L’ émule d’ Emile est un ouvrage impertinent qui fait appel à la mémoire. Le citoyen-lecteur y est en effet constamment soumis à un flux d’informations en provenance des médias, dans lesquelles les hommes politiques sont au premier rang et sur lesquelles Serge Petitdemange s’exprime avec pugnacité, puisqu’il nous transmet tous les courriers qu’il adresse aux plus hautes instances de la République pour témoigner de dysfonctionnements ou soumettre des voies de réformes. Un rythme intense et une dynamique ascendante dans le choix des sujets entraine dans les nombreux rebondissements de la vie politique française.. Un ensemble d’ affirmations, de prises de positions qui peuvent sembler péremptoires, des convictions, une indéniable aptitude à réagir sur l’instant, et une connaissance de la Constitution présentée arec une percutante pertinence . Mais lorsque le lecteur revient sur les faits évoqués, quelques années plus tard , le constat est surprenant. La parole du politique n’est plus d’airain, et les engagements de jadis, confrontés à leur réalisation, sont exposés à une analyse renouvelée.

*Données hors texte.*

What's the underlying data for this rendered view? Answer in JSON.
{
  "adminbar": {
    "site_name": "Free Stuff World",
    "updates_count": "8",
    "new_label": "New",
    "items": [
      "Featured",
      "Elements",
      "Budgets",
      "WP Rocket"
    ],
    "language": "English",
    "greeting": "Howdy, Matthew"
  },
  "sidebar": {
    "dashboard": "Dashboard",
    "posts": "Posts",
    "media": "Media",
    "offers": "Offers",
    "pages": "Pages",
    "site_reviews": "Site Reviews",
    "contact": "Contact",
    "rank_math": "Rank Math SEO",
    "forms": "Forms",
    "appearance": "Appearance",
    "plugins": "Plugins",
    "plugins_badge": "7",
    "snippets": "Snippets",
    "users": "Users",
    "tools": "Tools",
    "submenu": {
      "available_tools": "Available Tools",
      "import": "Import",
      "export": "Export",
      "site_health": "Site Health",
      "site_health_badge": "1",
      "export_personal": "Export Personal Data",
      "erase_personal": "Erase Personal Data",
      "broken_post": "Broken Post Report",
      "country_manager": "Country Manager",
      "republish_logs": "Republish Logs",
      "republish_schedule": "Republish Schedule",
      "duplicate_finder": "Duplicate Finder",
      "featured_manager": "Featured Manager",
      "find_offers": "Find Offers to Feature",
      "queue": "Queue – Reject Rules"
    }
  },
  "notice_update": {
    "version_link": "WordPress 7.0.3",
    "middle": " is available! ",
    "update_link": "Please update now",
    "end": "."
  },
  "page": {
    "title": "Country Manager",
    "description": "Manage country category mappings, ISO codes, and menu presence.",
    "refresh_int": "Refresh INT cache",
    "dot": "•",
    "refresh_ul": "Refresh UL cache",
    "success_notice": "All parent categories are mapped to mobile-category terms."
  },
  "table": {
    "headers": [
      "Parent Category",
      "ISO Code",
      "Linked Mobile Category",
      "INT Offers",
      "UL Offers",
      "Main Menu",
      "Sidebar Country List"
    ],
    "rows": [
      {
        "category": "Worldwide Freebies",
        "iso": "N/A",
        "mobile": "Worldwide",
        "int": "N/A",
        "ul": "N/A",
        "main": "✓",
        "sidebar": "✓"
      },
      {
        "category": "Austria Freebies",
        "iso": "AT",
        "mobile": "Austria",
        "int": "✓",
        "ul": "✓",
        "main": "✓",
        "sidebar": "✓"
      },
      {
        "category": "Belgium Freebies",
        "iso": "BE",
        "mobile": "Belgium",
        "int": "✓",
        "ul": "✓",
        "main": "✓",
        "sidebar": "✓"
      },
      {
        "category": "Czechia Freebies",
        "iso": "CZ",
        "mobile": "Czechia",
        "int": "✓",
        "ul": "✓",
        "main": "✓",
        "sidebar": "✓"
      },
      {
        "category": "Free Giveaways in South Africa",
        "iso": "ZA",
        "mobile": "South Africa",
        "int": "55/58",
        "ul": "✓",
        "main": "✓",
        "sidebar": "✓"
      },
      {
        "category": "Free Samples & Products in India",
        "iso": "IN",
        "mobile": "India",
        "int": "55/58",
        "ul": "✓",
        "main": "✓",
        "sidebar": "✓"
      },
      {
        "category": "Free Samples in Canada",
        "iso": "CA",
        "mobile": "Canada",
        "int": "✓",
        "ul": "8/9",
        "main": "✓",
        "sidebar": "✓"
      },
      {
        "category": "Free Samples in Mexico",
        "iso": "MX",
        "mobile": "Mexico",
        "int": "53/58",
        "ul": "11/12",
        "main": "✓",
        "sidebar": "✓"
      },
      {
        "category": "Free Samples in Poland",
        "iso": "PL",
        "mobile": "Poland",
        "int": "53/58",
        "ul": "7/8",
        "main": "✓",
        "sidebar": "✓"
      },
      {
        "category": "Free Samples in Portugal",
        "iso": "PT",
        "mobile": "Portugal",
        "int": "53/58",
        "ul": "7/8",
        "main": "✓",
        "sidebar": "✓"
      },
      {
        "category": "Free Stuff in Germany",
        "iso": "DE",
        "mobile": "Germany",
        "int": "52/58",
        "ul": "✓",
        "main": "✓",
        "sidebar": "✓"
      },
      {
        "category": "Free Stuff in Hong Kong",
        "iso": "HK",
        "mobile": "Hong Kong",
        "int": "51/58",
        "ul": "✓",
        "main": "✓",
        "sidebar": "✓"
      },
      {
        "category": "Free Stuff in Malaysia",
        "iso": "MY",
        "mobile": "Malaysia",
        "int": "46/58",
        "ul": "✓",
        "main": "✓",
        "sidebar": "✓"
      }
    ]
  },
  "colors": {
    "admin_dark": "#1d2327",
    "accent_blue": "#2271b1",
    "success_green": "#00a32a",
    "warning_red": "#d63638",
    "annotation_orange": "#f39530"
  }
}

C’ est là peut-être la qualité essentielle de l’émule d’ Emile: sa capacité à favoriser l’interrogation et la réflexion du lecteur, et pour cela le titre n’y joue pas le moindre des rôles. Car ce livre n’est pas seulement le résumé de plus de 30 ans d’engagement du fondateur de l’association « Zen et Courtois ». Serge Petitdemange se place sous l’égide de Jean-Jacques Rousseau et du fils spirituel de ce philosophe, Emile. Tout comme ce traité de pédagogie l’ouvrage s’est construit sur des réflexions anciennes et une abondante documentation. Tout comme cet ouvrage certaines prises de position ne peuvent laisser indifférent, voire même révolter. Toutefois en se référant à Emile, Serge Petitdemange revendique-t’il pour lui le portrait que dressa Jean-Jacques Rousseau de son héros au livre III ? « Emile est laborieux, tempérant, patient, ferme. » Le ton et les combats menés dans le livre ne démentent point cette filiation de plume. Et lorsque les propos deviennent véhéments, rien n’empêche d’évoquer cet autre analyse de Rousseau: « Emile a peu de connaissances, mais celles qu’il a sont véritablement siennes, il ne sait rien à demi. Dans le petit nombre des choses qu’il sait, et qu’il sait bien, la plus importante est qu’il y en a beaucoup qu’il ignore et qu’il peut savoir un jour, beaucoup plus que d’autres hommes savent et qu’il ne saura de sa vie, et une infinité d’autres qu’aucun homme ne saura jamais. »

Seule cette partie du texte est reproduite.